Furthermore, on a closer examination of Section 2(b) of the Act discloses that the lucky draws conducted to promote digital transactions do not fall within the definition of ‘lottery’. The definition required three essential conditions to be fulfilled in order to constitute a lottery, that is chance, consideration (for purchasing tickets), and prize or reward. In the schemes of the government, the essential element of consideration (purchasing ticket) is missing. The government on its own accord is offering incentives and prizes to customers without charging them anything. Therefore, such gratuitous offering by the government cannot be regarded as a lottery and would fall outside the ambit of the Lotteries Regulation Act, 1998. 

Critical analysis 

The original intent of the drafting of the Act was to regulate and control lottery sales and bring the business of distributing lotteries back in the hands and control of state governments from private individuals. While India’s Legislature and Judiciary have often frowned on chance gambling within India, few exceptions have been made toward games of skills and lotteries.
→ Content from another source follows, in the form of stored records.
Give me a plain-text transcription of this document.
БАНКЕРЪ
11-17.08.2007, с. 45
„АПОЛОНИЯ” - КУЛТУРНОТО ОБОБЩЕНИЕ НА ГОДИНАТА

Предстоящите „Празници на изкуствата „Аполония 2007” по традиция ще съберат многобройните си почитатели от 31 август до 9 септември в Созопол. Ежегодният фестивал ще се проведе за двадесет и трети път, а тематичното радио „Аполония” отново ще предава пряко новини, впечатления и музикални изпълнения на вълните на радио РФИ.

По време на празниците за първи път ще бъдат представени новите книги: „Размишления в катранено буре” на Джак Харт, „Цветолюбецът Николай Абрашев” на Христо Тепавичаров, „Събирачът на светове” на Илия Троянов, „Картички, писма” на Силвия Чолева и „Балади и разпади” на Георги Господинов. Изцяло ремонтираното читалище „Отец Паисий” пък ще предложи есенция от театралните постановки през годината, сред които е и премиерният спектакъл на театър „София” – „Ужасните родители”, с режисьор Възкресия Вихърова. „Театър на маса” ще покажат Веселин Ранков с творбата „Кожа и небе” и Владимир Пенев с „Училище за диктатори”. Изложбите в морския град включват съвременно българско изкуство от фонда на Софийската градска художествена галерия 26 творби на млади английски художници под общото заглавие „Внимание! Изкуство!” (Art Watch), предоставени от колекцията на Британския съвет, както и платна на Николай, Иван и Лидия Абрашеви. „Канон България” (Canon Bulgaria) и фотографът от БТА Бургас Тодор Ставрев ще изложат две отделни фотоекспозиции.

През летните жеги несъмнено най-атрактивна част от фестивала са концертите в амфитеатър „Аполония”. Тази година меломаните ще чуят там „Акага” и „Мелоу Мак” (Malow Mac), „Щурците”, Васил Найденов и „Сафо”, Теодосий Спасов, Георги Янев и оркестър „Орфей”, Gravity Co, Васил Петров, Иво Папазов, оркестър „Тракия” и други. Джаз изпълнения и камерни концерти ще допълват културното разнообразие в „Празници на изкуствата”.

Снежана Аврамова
Although lotteries can easily be categorized as a game of chance, primarily due to lack of skill involved, it has still been legalized and is considered a legal form of gambling when organized by the government of the country. A reason for this may be the immense sales and tax revenue received from gambling. A lot of people are of the view that the act was created to bring legal funds of gaming back into the pockets of state governments and central governments. However, others believe that the state and central government wish to ramp up lottery tax and sales revenue in order to fund special interest projects. This being said, while sales revenue or proceeds are ordered to be placed in the State’s Treasury or ‘public account of the state’ it seems as though the revenue made from lotteries does not trickle back down to benefit the public.

The way forward

The Lotteries Regulation Act of 1998 was amended in the year 2010 in order to provide crystal clear definitions to meet the changes of the modern generation and fit in accordingly. The additions made to the original Lotteries Regulation Act of 1998 were made under the new amendment namely the  Lotteries Regulation Rules of 2010 in which certain terms like ‘Central computer server’, ‘online lottery’, ‘prizes’, ‘security deposits’, etc. were explicitly phrased and defined. In addition to that, Section 3 of the Central Lotteries Regulation Act of 1998 was completely rephrased, and new guidelines were incorporated so as to keep a track of the sale of lottery tickets in individual states. This new amendment, as a matter of fact, strengthened the Lotteries Regulation Act of 1998. While the Central Lotteries Regulation Act is still operative and applicable throughout India and remains the principal guideline for the determination, restriction, and conduction of lotteries within each State, the newly enacted Lotteries Regulation Rules of 2010 have provided the much needed legal clarification to help guide the sale of lottery tickets on online platforms and facilitate its conduction over the medium of the internet.

Suggestions and Conclusion 

While lotteries remain a popular game of chance among many states of India, the Indian government should devise more such lottery laws in order to ensure it’s efficient conduction. There has been news of illegal and fraudulent lotteries, a proper mechanism to check the same should also be constructed by the mutual cooperation of the State and Central government. The rising demands among many sections of society to legalize lottery, gambling in the private sector should be also settled by way of talks with concerned representatives and shareholders. Moreover, with the constantly rising popularity of lotteries, it is important for the government to check in cases of excessive addiction which often leads to bankruptcy in the poor strata of society. This could be done by setting a limit on the buying of tickets by each individual. Given the growing need of the time, the government should manifest utmost smartness and adaptability to regulate the fair conduction of lotteries throughout the country.